Dem Rekurs wird nicht Folge gegeben.

Die Klägerin ist schuldig, der Beklagten die mit S 3.397,35 bestimmten Kosten des Rekursverfahrens (darin S 308,85 Umsatzsteuer) binnen 14 Tagen zu ersetzen.

Text

Begründung

Die Klägerin begehrt von der Beklagten S 61.380,- s.A. mit der Begründung, die Schwester der Beklagten, Felicitas S***, eine frühere Bedienstete der Klägerin, habe durch Fälschung von Anträgen angeblich Blinder die Auszahlung von Blindenbeihilfen an diese Personen, in Wahrheit an sich selbst, erreicht. Sie sei deshalb rechtskräftig des Verbrechens des Betruges schuldig erkannt worden. Auch für die Beklagte sei von deren Bevollmächtigem Franz H*** ein Antrag auf Blindenbeihilfe gestellt worden. Diesen Antrag habe die Magistratsabteilung 12 bewilligt und in der Folge auf ein Konto der Beklagten insgesamt S 61.380,- an Blindenbeihilfe überwiesen. Die Beklagte sei um diesen Betrag bereichert.

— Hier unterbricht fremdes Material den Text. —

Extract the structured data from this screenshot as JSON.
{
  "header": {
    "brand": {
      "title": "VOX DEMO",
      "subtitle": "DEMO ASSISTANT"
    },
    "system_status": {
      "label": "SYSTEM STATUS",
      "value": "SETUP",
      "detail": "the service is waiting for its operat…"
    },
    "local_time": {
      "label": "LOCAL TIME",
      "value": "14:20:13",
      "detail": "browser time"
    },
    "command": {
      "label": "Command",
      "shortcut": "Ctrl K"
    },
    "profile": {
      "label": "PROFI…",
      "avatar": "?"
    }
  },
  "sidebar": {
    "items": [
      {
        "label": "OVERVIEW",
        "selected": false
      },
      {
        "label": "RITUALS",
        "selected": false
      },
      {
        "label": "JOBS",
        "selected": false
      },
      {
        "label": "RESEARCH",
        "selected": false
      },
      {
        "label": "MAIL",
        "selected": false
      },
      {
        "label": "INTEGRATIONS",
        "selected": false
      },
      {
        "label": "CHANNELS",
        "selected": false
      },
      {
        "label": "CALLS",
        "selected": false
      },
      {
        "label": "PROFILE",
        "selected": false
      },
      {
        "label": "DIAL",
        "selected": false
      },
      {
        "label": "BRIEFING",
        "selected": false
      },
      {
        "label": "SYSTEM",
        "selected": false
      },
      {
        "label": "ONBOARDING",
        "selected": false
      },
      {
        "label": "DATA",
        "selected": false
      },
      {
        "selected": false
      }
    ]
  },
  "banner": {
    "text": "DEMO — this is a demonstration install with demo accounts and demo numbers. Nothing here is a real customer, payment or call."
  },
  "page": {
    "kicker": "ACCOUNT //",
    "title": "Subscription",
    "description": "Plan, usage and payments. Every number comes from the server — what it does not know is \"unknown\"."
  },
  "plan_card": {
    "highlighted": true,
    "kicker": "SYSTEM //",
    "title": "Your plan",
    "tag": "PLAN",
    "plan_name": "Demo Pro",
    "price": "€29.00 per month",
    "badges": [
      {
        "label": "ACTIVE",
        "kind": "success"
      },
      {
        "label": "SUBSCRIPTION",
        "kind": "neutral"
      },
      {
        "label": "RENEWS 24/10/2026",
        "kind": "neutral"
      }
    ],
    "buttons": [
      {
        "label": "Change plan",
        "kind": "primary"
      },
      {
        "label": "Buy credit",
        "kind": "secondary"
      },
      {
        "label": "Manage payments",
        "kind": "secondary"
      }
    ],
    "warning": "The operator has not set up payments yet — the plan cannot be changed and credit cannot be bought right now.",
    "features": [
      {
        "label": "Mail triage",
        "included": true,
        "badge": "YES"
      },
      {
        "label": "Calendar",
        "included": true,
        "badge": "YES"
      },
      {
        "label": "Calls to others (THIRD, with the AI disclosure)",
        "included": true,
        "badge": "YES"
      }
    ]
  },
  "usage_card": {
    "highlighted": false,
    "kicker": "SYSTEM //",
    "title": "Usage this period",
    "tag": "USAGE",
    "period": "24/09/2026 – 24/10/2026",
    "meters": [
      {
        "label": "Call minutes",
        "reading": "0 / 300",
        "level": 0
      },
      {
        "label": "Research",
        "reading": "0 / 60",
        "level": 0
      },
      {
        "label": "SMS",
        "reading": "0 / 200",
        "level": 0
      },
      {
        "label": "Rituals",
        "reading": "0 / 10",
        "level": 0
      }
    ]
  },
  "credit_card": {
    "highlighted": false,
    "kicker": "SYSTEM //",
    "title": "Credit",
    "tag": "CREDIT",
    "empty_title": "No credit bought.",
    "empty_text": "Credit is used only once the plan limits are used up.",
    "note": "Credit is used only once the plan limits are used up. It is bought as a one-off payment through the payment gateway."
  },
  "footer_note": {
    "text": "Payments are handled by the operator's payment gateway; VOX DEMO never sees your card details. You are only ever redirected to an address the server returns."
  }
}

Das Erstgericht hat dem Klagebegehren stattgegeben, wobei es feststellte, daß zwar über das Konto ausschließlich Felicitas S*** verfügt hat, die Beklagte jedoch Kenntnis von Umständen gehabt habe, die ihr die Machinationen ihrer Schwester nahelegen hätten müssen. Tatsächlich habe es sich um ein Konto gehandelt, das die Beklagte persönlich eröffnet hat. Schon mit dem Eingang auf diesem Konto sei die Beklagte bereichert gewesen.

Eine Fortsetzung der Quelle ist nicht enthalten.